E’ anche utile analizzare le motivazioni che spingono gli anziani a prestare il proprio tempo e le proprie forze nelle attività di volontariato, le quali possono essere di diversa natura.

In primo luogo, è evidente che nella maggior parte dei casi si realizza un’aspirazione di natura altruistica, incentrata sull’aiuto e la solidarietà verso gli altri (Kovacs e Black, 1999; Wymer, 1999; Warburton e Cordingley, 2004; Narushima, 2005; Morrow-Howell, 2007), al contrario di quanto avviene tra i giovani, che sono invece più guidati da motivazioni egoistiche.

Tra le motivazioni di tipo altruistico, le più forti sono sicuramente quelle relative al senso del dovere e alle obbligazioni morali (Wymer, 1999; Narushima, 2005), all’instaurazione di un legame positivo con la comunità e la società (Narushima, 2005; Henkin e Zapf, 2006; McBride, 2006; Rozario, 2006), al sentirsi utili nell’aiutare persone in difficoltà (Burr Bradley, 1999; Wymer, 1999; Warburton et al., 2001; Nagchoudhur et al., 2005; Erlinghagen e Hank, 2006), alle precedenti esperienze dirette e indirette di volontariato (Kovacs e Black, 1999; Nagchoudhur et al., 2005) e all’opportunità di restituire quanto avuto dalla vita (McBride, 2006; Morrow-Howell, 2007).

D’altro canto, può sussistere anche una coesistenza delle dimensioni altruistica e egoistica nella partecipazione alla vita delle organizzazioni di volontariato, rendendo molto difficile una separazione netta tra le due (Kovacs e Black, 1999; Warburton et al., 2001).

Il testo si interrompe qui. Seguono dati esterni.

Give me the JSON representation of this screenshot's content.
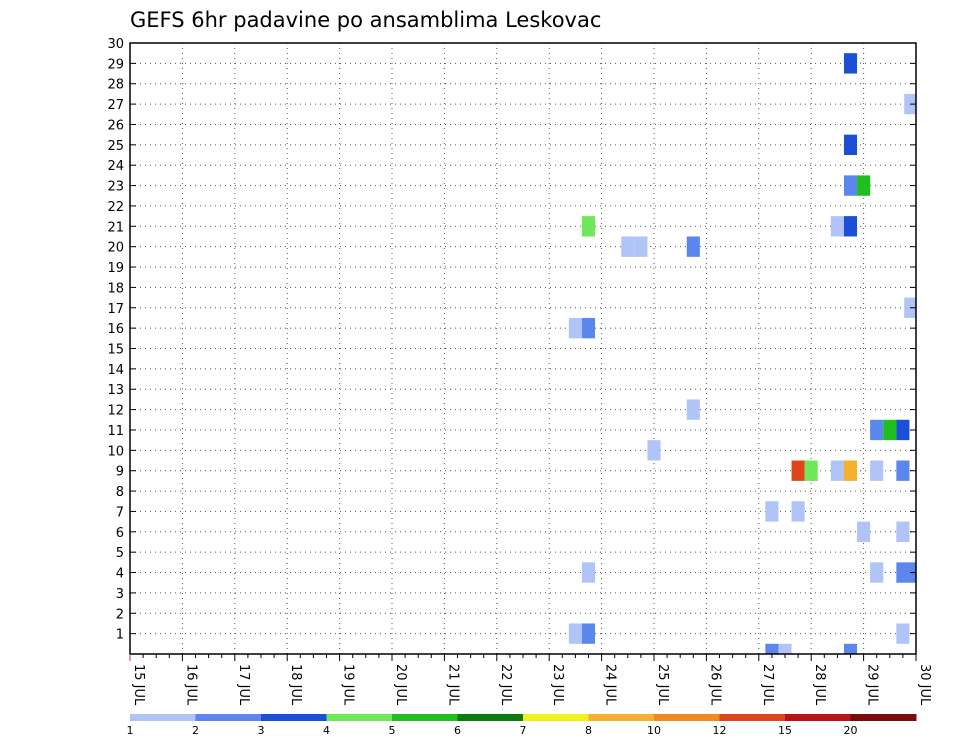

Esempi di queste motivazioni ambivalenti sono: la possibilità di migliorare le proprie relazioni sociali (Kovacs e Black, 1999; Wymer, 1999; Warburton et al., 2001; Mutchler et al., 2003; Steinberg e Cain, 2004; Warburton e Cordingley, 2004), il desiderio di essere attivi e di incrementare le proprie attività (Burr Bradley, 1999; Wymer, 1999; Steinberg e Cain, 2004; Warburton e Cordingley, 2004; Nagchoudhur et al., 2005; Narushima, 2005; McBride, 2006), il piacere e la soddisfazione derivanti dallo svolgere volontariato per un certo scopo (Warburton et al., 2001; Callow, 2004; Erlinghagen e Hank, 2006), la familiarità con l’organizzazione e la condivisione della sua mission (Kovacs e Black, 1999; Mutchler et al., 2003; Naghoudhur et al., 2005; Narushima, 2005), l’avere più tempo libero da responsabilità (Burr Bradley, 1999; Narushima, 2005) e l’adeguamento alle proprie credenze religiose (Kovacs e Black, 1999; Steinberg e Cain, 2004).

Tuttavia, non è possibile escludere in certi casi una predominanza di motivazioni egoistiche tra quelle alla base del coinvolgimento degli anziani. In situazioni simili prevalgono motivazioni quali: gli interessi e le convinzioni personali (Burr Bradley, 1999; Narushima, 2005), il perseguimento dei traguardi personali e prospettive di vita privata (Burr Bradley, 1999), la crescita personale (Burr Bradley, 1999; Nagchoudhur, 2005), il desiderio di ottenere riconoscimento sociale per il lavoro svolto (Wymer, 1999), il sostegno della propria autostima (Narushima, 2005), la ricerca di una struttura o di senso di affiliazione (Kovacs e Black, 1999; Callow, 2004).

Nel confronto con i giovani, gli anziani sono meno orientati verso motivazioni che hanno a che fare con il mercato del lavoro (Steinberg e Cain, 2004; Morrow-Howell, 2007), con l’apprendimento di nuove capacità (Narushima, 2005; Morrow-Howell, 2007) e con il desiderio di auto-sviluppo (Narushima, 2005).

Francesco Barbabella, Carlos Chiatti, Andrea Principi e Giovanni Lamura, presso INRCA, Centro di Ricerca Socio-Economica e Modelli Assistenziali per l’Anziano, Via S. Margherita 5, 60124, Ancona, Italia.